ILVA TRA IL TRAFFICO DEI RIFIUTI E IL DODICESIMO DECRETO.

Taranto -

ILVA TRA IL TRAFFICO DEI RIFIUTI E IL DODICESIMO DECRETO.

 

Settimana scorsa due fatti hanno portato alla ribalta della cronaca l’ILVA: l’accusa di traffici illeciti di rifiuti ed attività di gestione dei rifiuti non autorizzata rivolta a 13 tra tecnici, dirigenti e vertici della società per un’inchiesta aperta dalla Procura di Lecce che ha ordinato anche di porre i sigilli al parco loppa di Taranto.

Gli indagati, che si trovano in buona compagnia con dirigenti dell’ENEL di Brindisi e della Cementir di Taranto, sono nientemeno che gli attuali tre Commissari straordinari Gnudi Carrubba, Laghi, l’ex Bondi, fino ad arrivare agli ex presidenti Nicola Riva e Bruno Ferrante . Sono accusati di aver venduto alla Cementir, che oltre tutto era sprovvista dell’autorizzazione per trattare questo rifiuto, loppa d’altoforno senza averla separata prima da scarto ed altri rifiuti, che non poteva essere usata nella produzione di cemento poiché genera polveri ed altri derivati pericolosi per la salute.

L’altra notizia riguarda il Decreto della Presidenza del Consiglio dei Ministri con cui ieri il governo ha dato il via libera alle modifiche per la nuova AIA , contenute nel piano ambientale preparato da Arcelor Mittal.

Il governo inoltre fissa il tetto alla produzione annua pari a sei milioni di tonnellate fino al completamento degli interventi di bonifica ambientale. Peccato che lo stesso governo fissa al 23 Agosto 2023 il termine per tale completamento mentre per la copertura dei parchi minerari vengono concessi 36 mesi dalla data di subentro nella proprietà di AM Investco Italy.

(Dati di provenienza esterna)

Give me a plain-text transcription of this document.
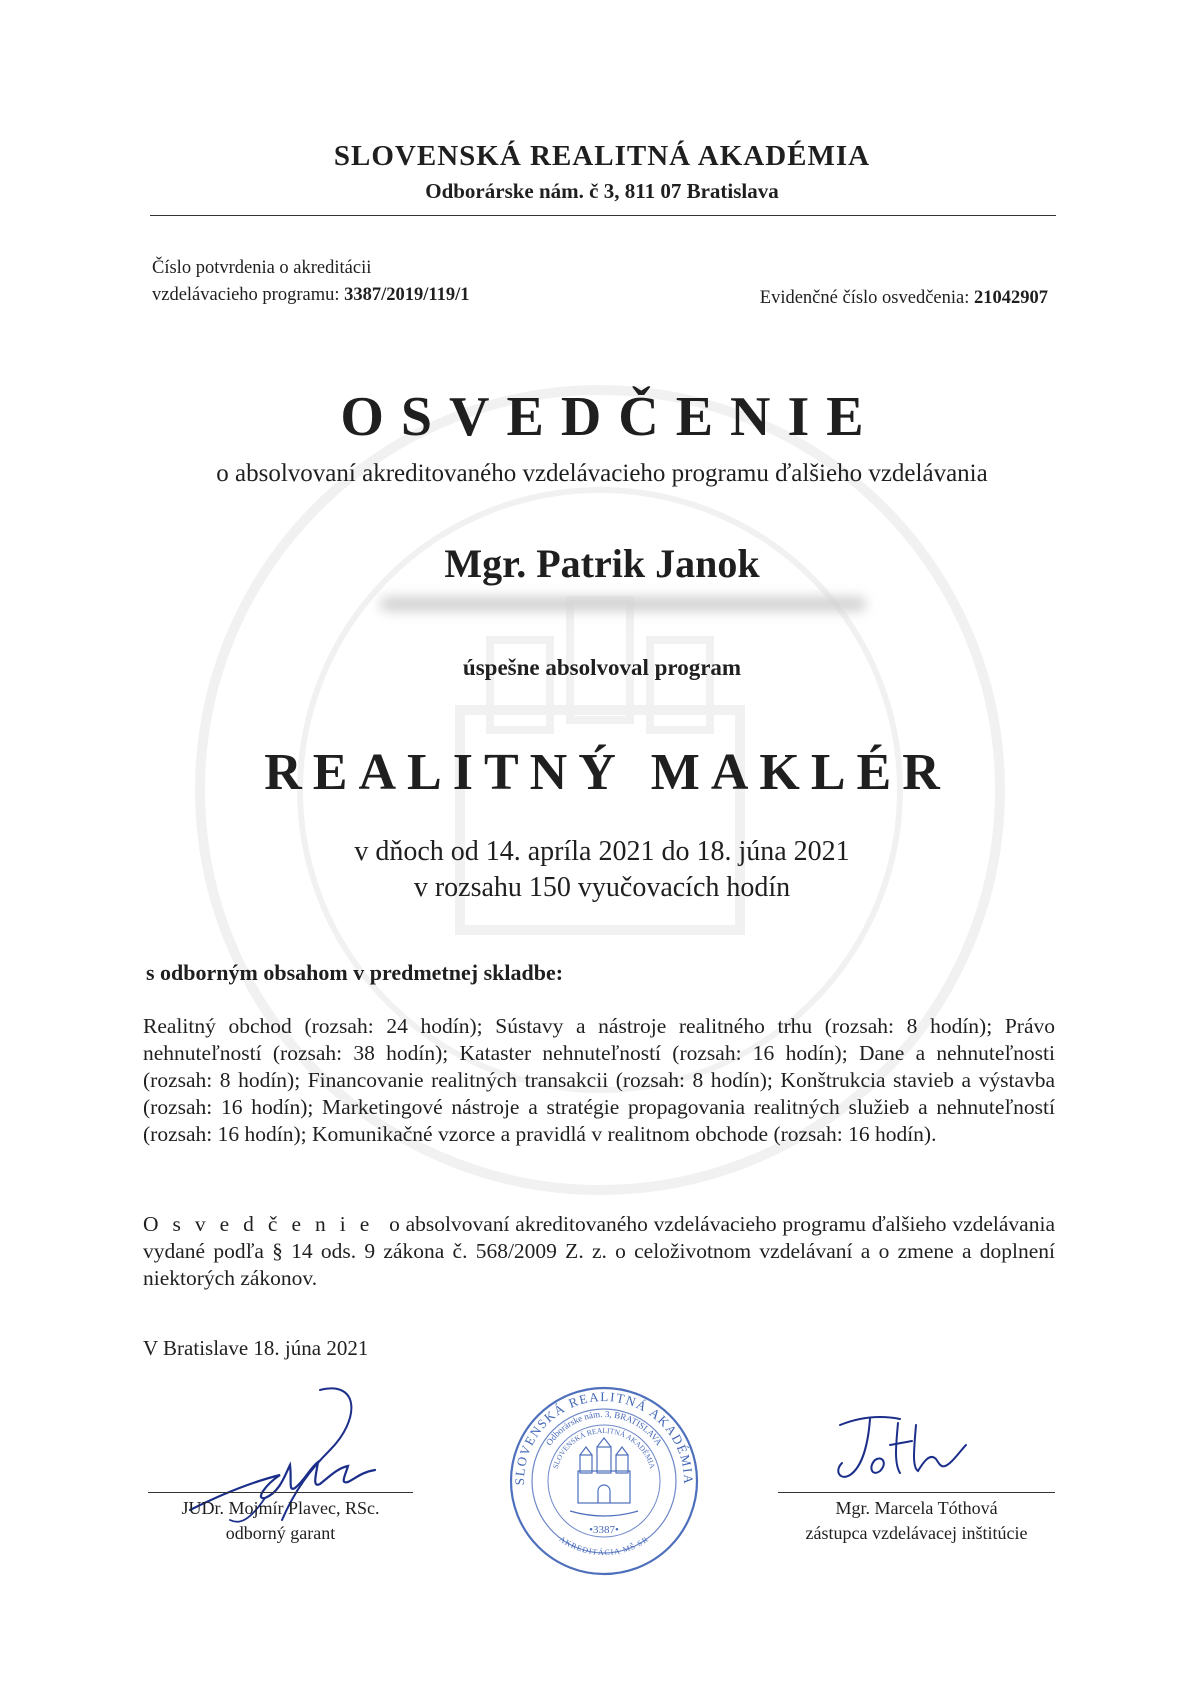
SLOVENSKÁ REALITNÁ AKADÉMIA
Odborárske nám. č 3, 811 07 Bratislava
Číslo potvrdenia o akreditácii
vzdelávacieho programu: 3387/2019/119/1	Evidenčné číslo osvedčenia: 21042907
OSVEDČENIE
o absolvovaní akreditovaného vzdelávacieho programu ďalšieho vzdelávania
Mgr. Patrik Janok
úspešne absolvoval program
REALITNÝ MAKLÉR
v dňoch od 14. apríla 2021 do 18. júna 2021
v rozsahu 150 vyučovacích hodín
s odborným obsahom v predmetnej skladbe:
Realitný obchod (rozsah: 24 hodín); Sústavy a nástroje realitného trhu (rozsah: 8 hodín); Právo nehnuteľností (rozsah: 38 hodín); Kataster nehnuteľností (rozsah: 16 hodín); Dane a nehnuteľnosti (rozsah: 8 hodín); Financovanie realitných transakcii (rozsah: 8 hodín); Konštrukcia stavieb a výstavba (rozsah: 16 hodín); Marketingové nástroje a stratégie propagovania realitných služieb a nehnuteľností (rozsah: 16 hodín); Komunikačné vzorce a pravidlá v realitnom obchode (rozsah: 16 hodín).
Osvedčenie o absolvovaní akreditovaného vzdelávacieho programu ďalšieho vzdelávania vydané podľa § 14 ods. 9 zákona č. 568/2009 Z. z. o celoživotnom vzdelávaní a o zmene a doplnení niektorých zákonov.
V Bratislave 18. júna 2021
JUDr. Mojmír Plavec, RSc.
odborný garant
Mgr. Marcela Tóthová
zástupca vzdelávacej inštitúcie
SLOVENSKÁ REALITNÁ AKADÉMIA
Odborárske nám. 3, BRATISLAVA
SLOVENSKÁ REALITNÁ AKADÉMIA
•3387•
AKREDITÁCIA MŠ SR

USB, mentre stigmatizza l’operato dei dirigenti ILVA in merito all’accusa rivolta loro dalla Procura di Lecce che configura, se le accuse saranno provate, un nuovo grave attentato alla salute pubblica, considera assolutamente insoddisfacenti gli obblighi imposti alla nuova proprietà dal DPCM, con la concessione di 5 anni per completare un risanamento ambientale che da anni avrebbe dovuto essere portato avanti.

Nessuna norma per i lavoratori, né per le popolazioni e i cittadini che in questi anni hanno subito le conseguenze di una corsa sfrenata al profitto, costata malattie, infortuni mortali, ambiente invivibile.

Tra qualche giorno MISE dovrebbero essere svelati i piani del nuovo acquirente circa il futuro di 14.000 dipendenti ILVA , senza contare coloro i quali sono impiegati nell’indotto………..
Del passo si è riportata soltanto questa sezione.